Riguardo alla natura giuridica delle imprese giovanili, prevalgono nettamente le imprese individuali (76,4% del totale), seguite dalle società di capitale (13,9%) e società di persone (8,8%); nel confronto con l’anno precedente si assiste alla diminuzione sia delle imprese individuali (-5,1%) sia, in forma più lieve, delle società di capitale (-1,6%), che delle società di persone (-4,0%). In un contesto di analisi territoriale, poi, si evidenzia si evidenzia come la metà delle imprese giovanili provinciali (50,1%) si trovano nei comuni di Forlì (28,9%) e Cesena (21,2%), ossia nei “Grandi centri urbani”; buona anche la presenza nei comuni di Cesenatico (8,0%), Forlimpopoli (3,3%) e Bertinoro (2,7%), ossia nei cosiddetti “Comuni di cintura” (totale 14,0%), e di Savignano sul Rubicone (5,5%), Gatteo (3,4%), San Mauro Pascoli (3,3%), Gambettola (2,8%), e Longiano (1,9%) (”area del Basso Rubicone”, totale 17,0%).

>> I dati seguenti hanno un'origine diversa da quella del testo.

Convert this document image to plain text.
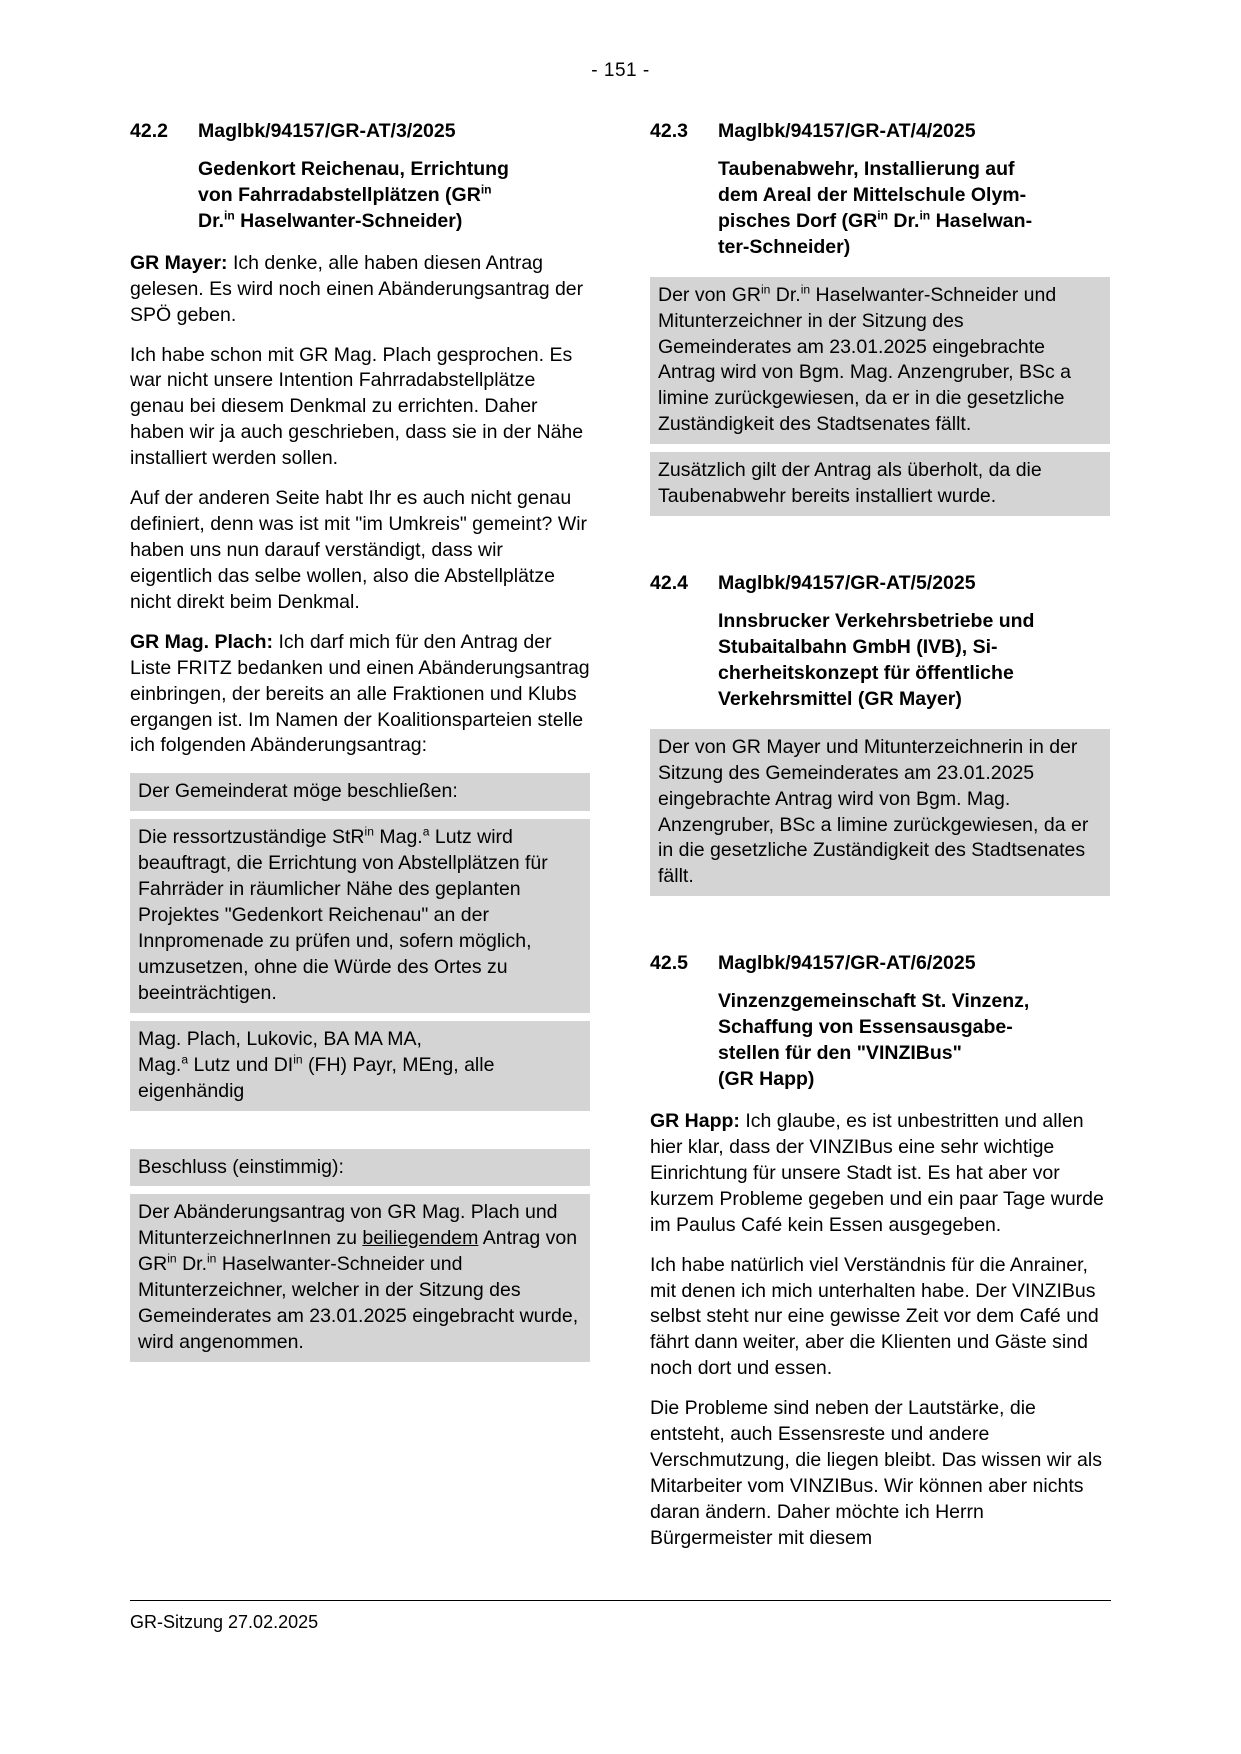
- 151 -
42.2	Maglbk/94157/GR-AT/3/2025
Gedenkort Reichenau, Errichtung
von Fahrradabstellplätzen ($GR^{in}$
Dr.$^{in}$ Haselwanter-Schneider)

GR Mayer: Ich denke, alle haben diesen Antrag gelesen. Es wird noch einen Abänderungsantrag der SPÖ geben.

Ich habe schon mit GR Mag. Plach gesprochen. Es war nicht unsere Intention Fahrradabstellplätze genau bei diesem Denkmal zu errichten. Daher haben wir ja auch geschrieben, dass sie in der Nähe installiert werden sollen.

Auf der anderen Seite habt Ihr es auch nicht genau definiert, denn was ist mit "im Umkreis" gemeint? Wir haben uns nun darauf verständigt, dass wir eigentlich das selbe wollen, also die Abstellplätze nicht direkt beim Denkmal.

GR Mag. Plach: Ich darf mich für den Antrag der Liste FRITZ bedanken und einen Abänderungsantrag einbringen, der bereits an alle Fraktionen und Klubs ergangen ist. Im Namen der Koalitionsparteien stelle ich folgenden Abänderungsantrag:

Der Gemeinderat möge beschließen:

Die ressortzuständige StR$^{in}$ Mag.$^a$ Lutz wird beauftragt, die Errichtung von Abstellplätzen für Fahrräder in räumlicher Nähe des geplanten Projektes "Gedenkort Reichenau" an der Innpromenade zu prüfen und, sofern möglich, umzusetzen, ohne die Würde des Ortes zu beeinträchtigen.

Mag. Plach, Lukovic, BA MA MA,
Mag.$^a$ Lutz und $DI^{in}$ (FH) Payr, MEng, alle
eigenhändig

Beschluss (einstimmig):

Der Abänderungsantrag von GR Mag. Plach und MitunterzeichnerInnen zu beiliegendem Antrag von $GR^{in}$ Dr.$^{in}$ Haselwanter-Schneider und Mitunterzeichner, welcher in der Sitzung des Gemeinderates am 23.01.2025 eingebracht wurde, wird angenommen.

42.3	Maglbk/94157/GR-AT/4/2025
Taubenabwehr, Installierung auf
dem Areal der Mittelschule Olym-
pisches Dorf ($GR^{in}$ Dr.$^{in}$ Haselwan-
ter-Schneider)

Der von $GR^{in}$ Dr.$^{in}$ Haselwanter-Schneider und Mitunterzeichner in der Sitzung des Gemeinderates am 23.01.2025 eingebrachte Antrag wird von Bgm. Mag. Anzengruber, BSc a limine zurückgewiesen, da er in die gesetzliche Zuständigkeit des Stadtsenates fällt.

Zusätzlich gilt der Antrag als überholt, da die Taubenabwehr bereits installiert wurde.

42.4	Maglbk/94157/GR-AT/5/2025
Innsbrucker Verkehrsbetriebe und
Stubaitalbahn GmbH (IVB), Si-
cherheitskonzept für öffentliche
Verkehrsmittel (GR Mayer)

Der von GR Mayer und Mitunterzeichnerin in der Sitzung des Gemeinderates am 23.01.2025 eingebrachte Antrag wird von Bgm. Mag. Anzengruber, BSc a limine zurückgewiesen, da er in die gesetzliche Zuständigkeit des Stadtsenates fällt.

42.5	Maglbk/94157/GR-AT/6/2025
Vinzenzgemeinschaft St. Vinzenz,
Schaffung von Essensausgabe-
stellen für den "VINZIBus"
(GR Happ)

GR Happ: Ich glaube, es ist unbestritten und allen hier klar, dass der VINZIBus eine sehr wichtige Einrichtung für unsere Stadt ist. Es hat aber vor kurzem Probleme gegeben und ein paar Tage wurde im Paulus Café kein Essen ausgegeben.

Ich habe natürlich viel Verständnis für die Anrainer, mit denen ich mich unterhalten habe. Der VINZIBus selbst steht nur eine gewisse Zeit vor dem Café und fährt dann weiter, aber die Klienten und Gäste sind noch dort und essen.

Die Probleme sind neben der Lautstärke, die entsteht, auch Essensreste und andere Verschmutzung, die liegen bleibt. Das wissen wir als Mitarbeiter vom VINZIBus. Wir können aber nichts daran ändern. Daher möchte ich Herrn Bürgermeister mit diesem

GR-Sitzung 27.02.2025
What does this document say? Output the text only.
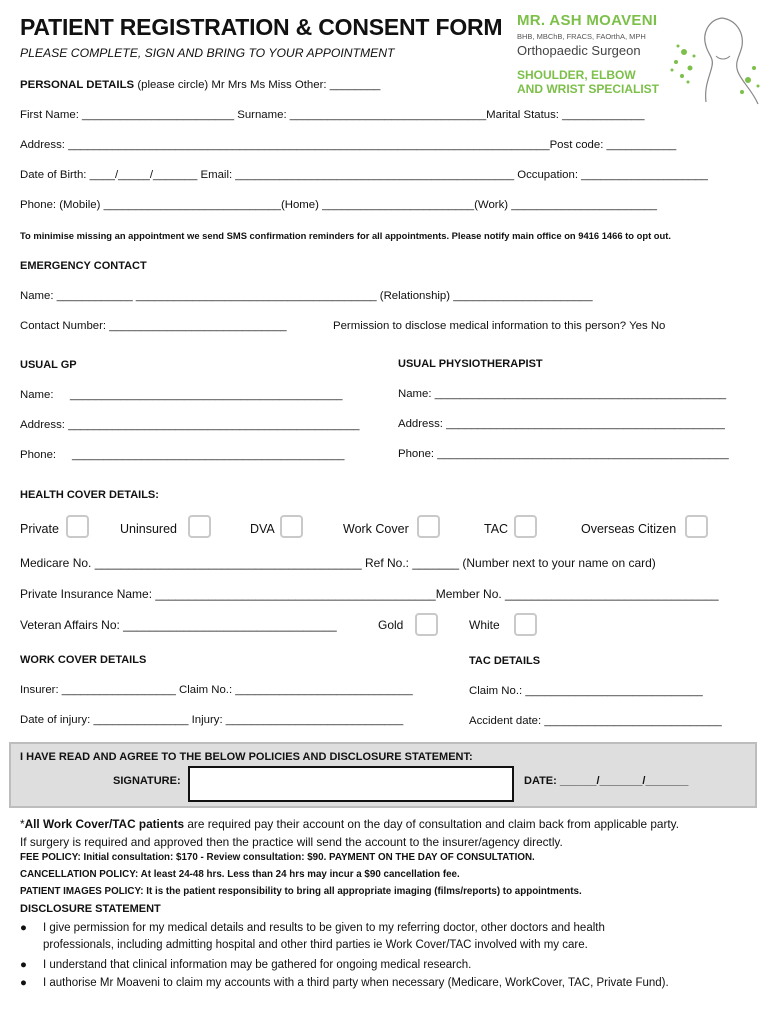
PATIENT REGISTRATION & CONSENT FORM
PLEASE COMPLETE, SIGN AND BRING TO YOUR APPOINTMENT
MR. ASH MOAVENI
BHB, MBChB, FRACS, FAOrthA, MPH
Orthopaedic Surgeon
SHOULDER, ELBOW
AND WRIST SPECIALIST
PERSONAL DETAILS (please circle) Mr Mrs Ms Miss Other: ________
First Name: ________________________ Surname: _______________________________Marital Status: _____________
Address: ____________________________________________________________________________Post code: ___________
Date of Birth: ____/_____/_______ Email: ____________________________________________ Occupation: ____________________
Phone: (Mobile) ____________________________(Home) ________________________(Work) _______________________
To minimise missing an appointment we send SMS confirmation reminders for all appointments. Please notify main office on 9416 1466 to opt out.
EMERGENCY CONTACT
Name: ____________ ______________________________________ (Relationship) ______________________
Contact Number: ____________________________	Permission to disclose medical information to this person? Yes No
USUAL GP
Name: ___________________________________________
Address: ______________________________________________
Phone: ___________________________________________
USUAL PHYSIOTHERAPIST
Name: ______________________________________________
Address: ____________________________________________
Phone: ______________________________________________
HEALTH COVER DETAILS:
Private	Uninsured	DVA	Work Cover	TAC	Overseas Citizen
Medicare No. ________________________________________ Ref No.: _______ (Number next to your name on card)
Private Insurance Name: __________________________________________Member No. ________________________________
Veteran Affairs No: ________________________________	Gold	White
WORK COVER DETAILS
Insurer: __________________ Claim No.: ____________________________
Date of injury: _______________ Injury: ____________________________
TAC DETAILS
Claim No.: ____________________________
Accident date: ____________________________
I HAVE READ AND AGREE TO THE BELOW POLICIES AND DISCLOSURE STATEMENT:
SIGNATURE:	DATE: ______/_______/_______
*All Work Cover/TAC patients are required pay their account on the day of consultation and claim back from applicable party.
If surgery is required and approved then the practice will send the account to the insurer/agency directly.
FEE POLICY: Initial consultation: $170 - Review consultation: $90. PAYMENT ON THE DAY OF CONSULTATION.
CANCELLATION POLICY: At least 24-48 hrs. Less than 24 hrs may incur a $90 cancellation fee.
PATIENT IMAGES POLICY: It is the patient responsibility to bring all appropriate imaging (films/reports) to appointments.
DISCLOSURE STATEMENT
● I give permission for my medical details and results to be given to my referring doctor, other doctors and health
professionals, including admitting hospital and other third parties ie Work Cover/TAC involved with my care.
● I understand that clinical information may be gathered for ongoing medical research.
● I authorise Mr Moaveni to claim my accounts with a third party when necessary (Medicare, WorkCover, TAC, Private Fund).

Ad essi vanno aggiunti i comuni di Meldola (2,2%) (Valle del Bidente), Castrocaro Terme e Terra del Sole (1,9%) (Valle del Montone) e Predappio (1,6%) (Valle del Rabbi). In sintesi, il 53,5% delle imprese giovanili attive si trova nel comprensorio di Cesena e il 46,5% nel comprensorio di Forlì. In ultimo, i comuni con la più alta incidenza percentuale delle imprese giovanili sul totale delle imprese attive risultano Gatteo (8,6%), Savignano sul Rubicone (7,6%), Forlimpopoli (7,1%), Gambettola (7,0%) e Castrocaro Terme e Terra del Sole (7,0%).